If our experience with Universal Orlando serves as any kind of predictor of what a big budget installation backed by a big franchise can do for a theme park, then the Avatar area will be amazing.
I understand that a lot of Disney fans (on these boards) are Disney purists, and seem allergic to the idea of anything coming from outside of in-house imagineering, but in the end we will all benefit from the collaboration of these amazing artists. :sohappy:
I wish I had your optimism.
I'm not pessimistic about it either, I just am rather "meh" as I think Avatar is the most overblown piece of garbage known to man, yet it is nice for Disney to be making such a large investment in AK. It's kind of a wash for me until I see what it is.
Here's the difference, though : UO *needed* Harry Potter to be spectacular. And they achieved it - it's ranked as the #1 theme park attraction in the world by most. Disney...not so much.

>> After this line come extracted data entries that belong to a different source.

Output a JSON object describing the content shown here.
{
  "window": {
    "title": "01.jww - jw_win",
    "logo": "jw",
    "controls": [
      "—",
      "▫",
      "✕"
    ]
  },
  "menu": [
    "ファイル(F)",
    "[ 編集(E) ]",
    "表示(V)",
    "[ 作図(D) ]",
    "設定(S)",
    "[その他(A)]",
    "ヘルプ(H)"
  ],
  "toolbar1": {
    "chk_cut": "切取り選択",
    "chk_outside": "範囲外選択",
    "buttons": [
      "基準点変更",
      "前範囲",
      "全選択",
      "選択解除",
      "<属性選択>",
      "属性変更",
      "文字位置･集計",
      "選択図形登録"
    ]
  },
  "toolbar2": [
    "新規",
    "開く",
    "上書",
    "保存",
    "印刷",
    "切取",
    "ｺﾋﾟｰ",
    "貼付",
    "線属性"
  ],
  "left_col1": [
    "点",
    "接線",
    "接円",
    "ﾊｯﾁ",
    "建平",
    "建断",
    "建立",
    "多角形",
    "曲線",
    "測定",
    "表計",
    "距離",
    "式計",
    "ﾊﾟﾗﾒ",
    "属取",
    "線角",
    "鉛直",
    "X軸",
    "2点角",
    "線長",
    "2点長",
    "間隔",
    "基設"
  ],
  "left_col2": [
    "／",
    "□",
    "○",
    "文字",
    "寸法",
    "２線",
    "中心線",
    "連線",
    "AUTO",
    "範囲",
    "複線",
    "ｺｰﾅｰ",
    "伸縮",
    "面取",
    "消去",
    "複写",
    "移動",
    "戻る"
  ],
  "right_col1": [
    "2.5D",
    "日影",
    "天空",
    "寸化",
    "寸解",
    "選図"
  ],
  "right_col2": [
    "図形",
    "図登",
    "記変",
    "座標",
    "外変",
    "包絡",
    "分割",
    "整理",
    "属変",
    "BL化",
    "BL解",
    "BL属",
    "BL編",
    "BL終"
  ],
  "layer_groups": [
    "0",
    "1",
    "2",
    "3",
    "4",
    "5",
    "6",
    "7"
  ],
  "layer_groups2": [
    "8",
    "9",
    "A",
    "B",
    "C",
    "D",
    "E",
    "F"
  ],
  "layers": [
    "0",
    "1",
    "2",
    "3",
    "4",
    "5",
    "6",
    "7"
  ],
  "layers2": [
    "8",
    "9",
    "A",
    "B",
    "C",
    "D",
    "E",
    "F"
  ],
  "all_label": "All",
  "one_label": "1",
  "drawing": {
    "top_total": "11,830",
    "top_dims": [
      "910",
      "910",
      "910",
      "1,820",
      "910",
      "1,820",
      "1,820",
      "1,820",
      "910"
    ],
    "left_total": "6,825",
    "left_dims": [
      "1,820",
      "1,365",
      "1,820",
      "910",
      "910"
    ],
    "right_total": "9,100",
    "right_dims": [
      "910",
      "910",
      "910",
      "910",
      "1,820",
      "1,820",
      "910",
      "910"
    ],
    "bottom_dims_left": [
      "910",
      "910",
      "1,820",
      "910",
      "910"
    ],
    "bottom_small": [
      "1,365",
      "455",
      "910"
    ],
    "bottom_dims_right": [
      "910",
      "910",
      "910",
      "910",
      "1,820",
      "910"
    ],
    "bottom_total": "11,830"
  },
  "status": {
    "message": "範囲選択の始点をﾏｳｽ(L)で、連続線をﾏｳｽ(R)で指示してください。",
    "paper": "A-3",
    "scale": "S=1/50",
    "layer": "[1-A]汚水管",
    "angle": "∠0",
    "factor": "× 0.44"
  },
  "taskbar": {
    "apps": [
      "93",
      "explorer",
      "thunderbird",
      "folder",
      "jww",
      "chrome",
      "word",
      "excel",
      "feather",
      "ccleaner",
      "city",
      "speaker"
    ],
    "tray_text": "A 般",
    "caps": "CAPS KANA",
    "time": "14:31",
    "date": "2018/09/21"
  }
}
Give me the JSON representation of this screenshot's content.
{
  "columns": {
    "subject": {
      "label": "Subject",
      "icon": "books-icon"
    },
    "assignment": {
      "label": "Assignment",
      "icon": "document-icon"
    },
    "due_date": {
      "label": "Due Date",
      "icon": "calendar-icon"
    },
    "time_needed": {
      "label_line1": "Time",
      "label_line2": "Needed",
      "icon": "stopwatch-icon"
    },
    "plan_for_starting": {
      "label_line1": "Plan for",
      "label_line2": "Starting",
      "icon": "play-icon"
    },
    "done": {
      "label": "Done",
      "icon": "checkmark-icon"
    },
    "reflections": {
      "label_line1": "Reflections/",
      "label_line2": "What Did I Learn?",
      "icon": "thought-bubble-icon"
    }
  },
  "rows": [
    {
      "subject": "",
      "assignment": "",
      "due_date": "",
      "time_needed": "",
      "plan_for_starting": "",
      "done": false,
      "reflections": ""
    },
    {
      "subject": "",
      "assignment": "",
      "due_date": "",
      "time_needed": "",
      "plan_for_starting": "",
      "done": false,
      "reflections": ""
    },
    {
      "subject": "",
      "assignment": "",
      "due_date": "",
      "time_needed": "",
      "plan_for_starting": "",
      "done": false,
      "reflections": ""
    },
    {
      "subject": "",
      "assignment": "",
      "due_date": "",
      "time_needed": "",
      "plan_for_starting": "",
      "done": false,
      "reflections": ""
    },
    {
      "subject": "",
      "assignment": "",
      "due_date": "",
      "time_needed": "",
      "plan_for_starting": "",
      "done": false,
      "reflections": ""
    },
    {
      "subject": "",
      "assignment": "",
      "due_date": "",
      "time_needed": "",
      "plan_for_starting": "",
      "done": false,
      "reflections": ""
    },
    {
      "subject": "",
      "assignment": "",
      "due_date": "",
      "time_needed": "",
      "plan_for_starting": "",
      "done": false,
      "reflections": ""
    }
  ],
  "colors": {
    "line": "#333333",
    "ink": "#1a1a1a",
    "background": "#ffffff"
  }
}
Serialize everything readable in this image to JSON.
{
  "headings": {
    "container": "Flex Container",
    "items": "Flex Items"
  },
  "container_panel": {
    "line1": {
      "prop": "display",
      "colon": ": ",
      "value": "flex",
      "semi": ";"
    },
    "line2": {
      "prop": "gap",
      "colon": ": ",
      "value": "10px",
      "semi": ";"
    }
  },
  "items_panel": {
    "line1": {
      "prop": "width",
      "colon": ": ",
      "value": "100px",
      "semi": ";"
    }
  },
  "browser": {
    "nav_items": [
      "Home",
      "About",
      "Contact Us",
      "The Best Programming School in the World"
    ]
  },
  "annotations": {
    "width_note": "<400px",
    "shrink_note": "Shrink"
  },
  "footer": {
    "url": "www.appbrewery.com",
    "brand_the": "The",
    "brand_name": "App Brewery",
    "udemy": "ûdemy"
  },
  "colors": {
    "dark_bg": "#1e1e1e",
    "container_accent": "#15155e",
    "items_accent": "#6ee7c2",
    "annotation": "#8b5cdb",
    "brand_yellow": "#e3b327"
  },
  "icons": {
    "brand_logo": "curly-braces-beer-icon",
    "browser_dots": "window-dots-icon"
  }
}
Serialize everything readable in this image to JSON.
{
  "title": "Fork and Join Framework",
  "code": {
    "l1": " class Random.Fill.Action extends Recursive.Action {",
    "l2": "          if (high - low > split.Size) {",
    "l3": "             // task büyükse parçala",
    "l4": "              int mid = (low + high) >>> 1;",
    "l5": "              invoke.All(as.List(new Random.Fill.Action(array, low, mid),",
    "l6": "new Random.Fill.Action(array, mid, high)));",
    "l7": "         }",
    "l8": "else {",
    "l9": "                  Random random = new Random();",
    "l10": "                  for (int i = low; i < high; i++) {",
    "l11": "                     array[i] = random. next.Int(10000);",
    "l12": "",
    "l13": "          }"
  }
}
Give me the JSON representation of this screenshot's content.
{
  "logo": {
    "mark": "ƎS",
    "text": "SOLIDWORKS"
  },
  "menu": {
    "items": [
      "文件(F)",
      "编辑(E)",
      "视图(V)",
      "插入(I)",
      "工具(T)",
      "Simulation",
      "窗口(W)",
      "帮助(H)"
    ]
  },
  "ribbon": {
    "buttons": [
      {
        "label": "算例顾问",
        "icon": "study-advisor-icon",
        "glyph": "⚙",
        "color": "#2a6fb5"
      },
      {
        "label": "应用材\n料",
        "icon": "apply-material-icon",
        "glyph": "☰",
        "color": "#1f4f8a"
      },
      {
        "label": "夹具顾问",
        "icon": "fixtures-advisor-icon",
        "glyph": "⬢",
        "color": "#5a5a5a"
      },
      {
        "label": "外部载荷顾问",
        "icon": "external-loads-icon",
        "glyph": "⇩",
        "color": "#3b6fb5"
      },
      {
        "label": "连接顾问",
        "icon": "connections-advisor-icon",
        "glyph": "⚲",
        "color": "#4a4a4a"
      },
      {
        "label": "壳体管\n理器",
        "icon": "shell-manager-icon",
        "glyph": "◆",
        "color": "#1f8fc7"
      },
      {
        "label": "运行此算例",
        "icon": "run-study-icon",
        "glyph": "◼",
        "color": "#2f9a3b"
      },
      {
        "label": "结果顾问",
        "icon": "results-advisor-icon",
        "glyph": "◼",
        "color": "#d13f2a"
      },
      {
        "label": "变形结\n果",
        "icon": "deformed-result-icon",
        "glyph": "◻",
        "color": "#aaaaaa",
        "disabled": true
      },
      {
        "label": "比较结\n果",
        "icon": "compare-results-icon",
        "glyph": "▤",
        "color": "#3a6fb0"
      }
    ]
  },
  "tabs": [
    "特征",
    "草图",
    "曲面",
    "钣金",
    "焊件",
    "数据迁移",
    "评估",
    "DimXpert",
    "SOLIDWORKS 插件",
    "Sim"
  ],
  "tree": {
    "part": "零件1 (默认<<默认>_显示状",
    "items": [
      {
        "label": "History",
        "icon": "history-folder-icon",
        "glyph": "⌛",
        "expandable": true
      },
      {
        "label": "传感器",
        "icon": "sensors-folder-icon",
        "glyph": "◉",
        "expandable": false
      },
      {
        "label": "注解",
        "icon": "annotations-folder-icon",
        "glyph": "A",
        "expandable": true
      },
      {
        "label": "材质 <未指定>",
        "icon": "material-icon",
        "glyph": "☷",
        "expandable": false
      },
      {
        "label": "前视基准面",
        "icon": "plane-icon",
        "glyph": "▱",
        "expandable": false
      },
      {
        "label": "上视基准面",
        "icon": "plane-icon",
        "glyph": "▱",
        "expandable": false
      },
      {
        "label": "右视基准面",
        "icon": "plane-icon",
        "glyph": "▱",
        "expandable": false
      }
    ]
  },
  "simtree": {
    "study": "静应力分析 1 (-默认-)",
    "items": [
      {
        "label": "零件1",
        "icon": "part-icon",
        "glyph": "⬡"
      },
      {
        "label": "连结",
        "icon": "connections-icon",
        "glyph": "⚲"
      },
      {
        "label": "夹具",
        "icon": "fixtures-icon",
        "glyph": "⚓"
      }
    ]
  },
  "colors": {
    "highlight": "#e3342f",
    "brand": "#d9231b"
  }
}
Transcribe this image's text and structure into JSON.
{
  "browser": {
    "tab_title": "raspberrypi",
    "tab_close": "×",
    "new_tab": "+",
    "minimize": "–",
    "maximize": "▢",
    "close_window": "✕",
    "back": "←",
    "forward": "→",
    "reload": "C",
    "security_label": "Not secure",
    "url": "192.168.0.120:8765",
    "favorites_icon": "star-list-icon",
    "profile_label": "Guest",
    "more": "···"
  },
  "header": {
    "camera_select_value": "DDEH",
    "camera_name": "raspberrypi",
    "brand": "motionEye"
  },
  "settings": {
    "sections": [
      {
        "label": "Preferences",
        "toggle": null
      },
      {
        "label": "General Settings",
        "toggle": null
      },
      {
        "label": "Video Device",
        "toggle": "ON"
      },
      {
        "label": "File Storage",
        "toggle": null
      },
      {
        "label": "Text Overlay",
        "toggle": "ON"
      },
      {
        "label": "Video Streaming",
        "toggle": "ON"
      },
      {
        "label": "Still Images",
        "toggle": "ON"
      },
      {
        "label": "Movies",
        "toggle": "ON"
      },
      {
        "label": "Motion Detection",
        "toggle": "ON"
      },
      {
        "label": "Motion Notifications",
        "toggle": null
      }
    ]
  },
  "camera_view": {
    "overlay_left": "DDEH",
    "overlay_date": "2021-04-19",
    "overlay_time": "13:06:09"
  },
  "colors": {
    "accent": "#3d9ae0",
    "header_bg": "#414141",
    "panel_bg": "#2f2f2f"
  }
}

They knew Harry was coming and did nothing to prepare - because they don't care about being the "best" anymore, they just want to be the most profitable.
So as long as people keep spending $200 for little Suzy to get made over with a princess dress and a "Toddlers and Tiara's" face full of goop, or getting people to dump $200 for a family of four to have a character meal, and people still line up in astounding numbers for rather mediocre attractions (Soarin', Toy Story Mania, broken Everest), they don't care.
I know some of those in this Avatar-love bubble thing it's the "next big thing" but the general public has already largely forgotten about it. The mostly adolescent teenage boys that made it a hit by going back over and over - just like their female counterparts made Titanic what it was financial - are not the ones generally interested in Disney World, or planning family vacations.
Sure, if it's super-amazing it might be a slight uptick of that crowd, but to think it's going to have anywhere near the impact of Potter is kind of preposterous. I can walk in to quite a few retail stores and find tons of Harry Potter stuff - you'd be hard pressed to find Avatar anywhere these days. It's pretty much forgotten, except for a scant few. And although yes it did crazy huge numbers (first film to be "really" in 3-D gimmick + teenage boy fantasies + up to double ticket prices [3-D tax] = crazy revenue), you know, my Grandma knows who Harry Potter is but she's never seen a movie or book. Avatar? Wouldn't know it from Gaga.
Avatar was an anomaly. Right place, right time, right concept. But it's already lost most of it's zeitgeist, in spite of two sequels supposedly coming in the 2nd half of the decade. By then, 3-D will be fadded out again (it already is headed that way, though it is here to stay once they get it properly working with video games), and those teenage boys will now be young adults - and it's hard to think lightning will strike twice.
I hope upon hope that we get some amazing attractions, but I think Disney is just happy with the note on the stock report and the blurbs in the trades that they landed Cameron/Avatar. We'll probably get a Soarin' clone, an indoor stage-show, and some kiddie/family ride.
I'd love to think we will get more, but I just haven't seen Disney put that much effort into anything in decades, it seems like. The last true major triumph at WDW for me was Splash Mountain. A few high-notes since then (TOT - though the first time I was like - um, that's it? I expected a longer dark ride portion as well), but after all my years of fandom, and paying attention, I have a hard time thinking these will be rock'em-sock'em attractions. I really would love to be wrong about that, though.